Continual Improvement in ISO 27001 PDCA Life Cycle
- deming wheel, information security life cycle, iso 27001, PDCA cycle
The soul of continual improvement has been the fundamental of any ISO standards, including Information Security Management System standard, ISO 27001.
The concept behind the continual improvement on ISO 27001 is to ensure the sustainability achievement is maintained across the time, by doing some of the strategic activities such as periodic audit, surveillance audit, cold eyes review, project compliance review, etc.
In the basic understanding, the continual improvement by using Deming Wheel, known as PDCA cycle, Plan Do Check Action, it has full cycle core activities that can drive the long term establishment of the IT security assurance by using ISO 27001 standard framework.

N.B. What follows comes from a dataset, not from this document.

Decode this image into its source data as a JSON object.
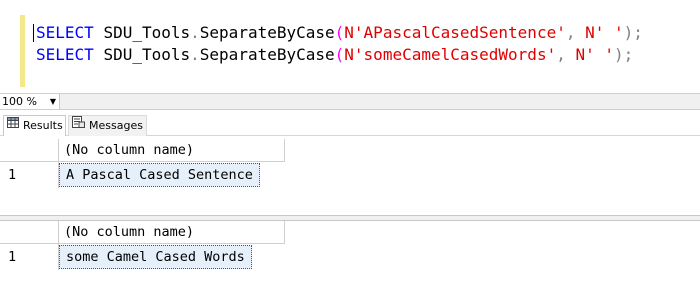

In the summary, each step of the PDCA cycle that being mapped into ISO 27001 standard framework is as per following description (each step in PDCA is being mapped to ISO 27001 Chapter):
“Establish ISMS policy, objectives, processes and procedures relevant to managing risk and improving information security to deliver results in accordance with an organization’s overall policies and objectives.”
- Chapter 4. Context
- Chapter 5. Leadership
- Chapter 6. Planning
- Chapter 7. Support
This step is the beginning process in the ISO 27001 life cycle. The main focus on this step is to establish the ISO 27001 framework on the organization. There are 4 correlated chapters in ISO 27001 that belong to this step, each of them are supporting each other in order to come up with the proper ISO 27001 establishment in the internal environment.
Different institution will have different establishment program against ISO 27001, because they are different in the nature of system characteristic, volume, complexity, people, management in place, technology that being used, future planning and etc.

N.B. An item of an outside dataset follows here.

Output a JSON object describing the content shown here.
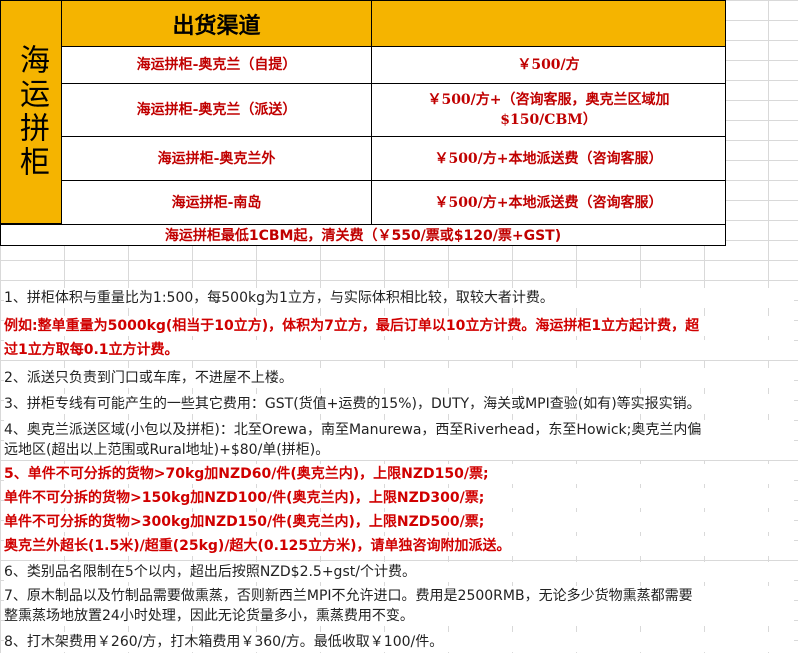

This step will be very crucial for the next 3 steps in ISO 27001 life cycle PDCA concept since all of the strategic planning and implementation including assessment and audit portion will be designed and established on this step.
“Implement and operate the ISMS policy, controls, processes, and procedures.”
- Chapter 8. Operations
Moving form PLAN step to DO step, usually we will face with commissioning & testing term. This is the transition between the Design into the Real World Activities. Alignment between entities should be ensured, since the whole IT security assurance that going to be achieved is require an integrated approach between each step in the PDCA cycle. Therefore the use of well known standard such as ISO 27001 is one of the best approach to ensure the integration and unity in the ISMS activities, especially during the Operations phase ( the longest phase within the PDCA cycle).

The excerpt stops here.